Perhaps most dramatic of all, scouts for a beach cleanup team discovered a disturbing flotilla of trash along Montague Island in the past few weeks. Although Montague typically snatches its share of nets, ropes, floats and plastic each winter, this season's tide-stranded trash appears to be much worse than usual.
"For 50 miles or more, massive amounts of debris litter the beaches -- black snarls of fishing nets and canisters that may still contain oil, fuel and kerosene," reported Naomi Klouda in a story posted last week by the Homer Tribune that triggered wide coverage across the web. "Carcasses of urethane foam torn out of buildings in the Japanese Earthquake and subsequent tsunami that struck last spring also washed ashore."

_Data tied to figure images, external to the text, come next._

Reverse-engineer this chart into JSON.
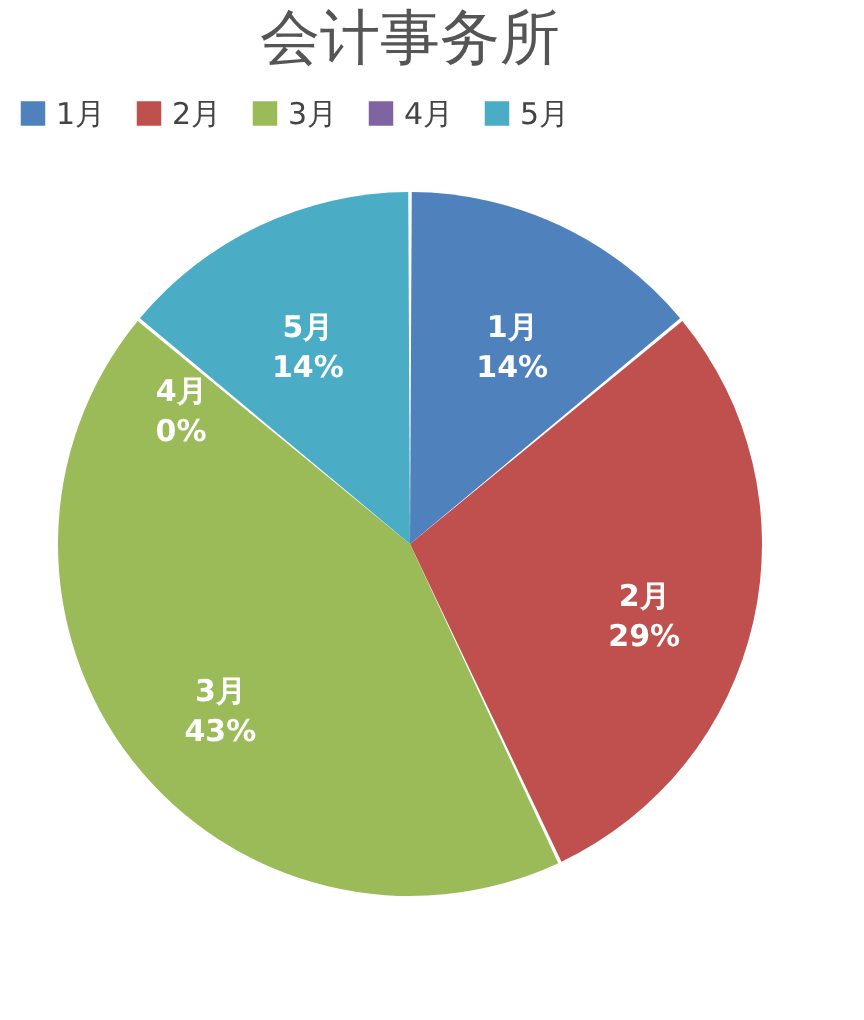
{
  "chart_data": {
    "type": "pie",
    "title": "会计事务所",
    "categories": [
      "1月",
      "2月",
      "3月",
      "4月",
      "5月"
    ],
    "values": [
      14,
      29,
      43,
      0,
      14
    ],
    "colors": [
      "#4f81bd",
      "#c0504d",
      "#9bbb59",
      "#8064a2",
      "#4bacc6"
    ],
    "value_labels": [
      "14%",
      "29%",
      "43%",
      "0%",
      "14%"
    ],
    "legend": "top"
  }
}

Among the observers was Chris Pallister, president of Gulf of Alaska Keeper, a group that monitors 17 cleanup sites and 122 miles of beaches. Members retrieve tons of garbage off remote Alaskan shorelines each year.
"What we are seeing is magnitudes more. In my opinion, this is the single greatest environmental pollution event that has ever hit the west coast of North America," Pallister told Klouda in the story. "The slow-motion aspects of it have fooled an unwitting public. It far exceeds the Santa Barbara or Exxon Valdez oil spills in gross tonnage and also geographic scope."
Some of the finds have been bizarre -- including the Middleton Island soccer ball that will be reunited with the Japanese boy who lost it and the almost unbelievable "discovery of a Harley-Davidson" recovered in British Columbia and reported in a story posted by the London Daily Mail. "And more could be coming thick and fast in the coming months as scientists are now saying the wreckage washed into the sea from the Japanese tsunami will reach North American shores far sooner than previously thought."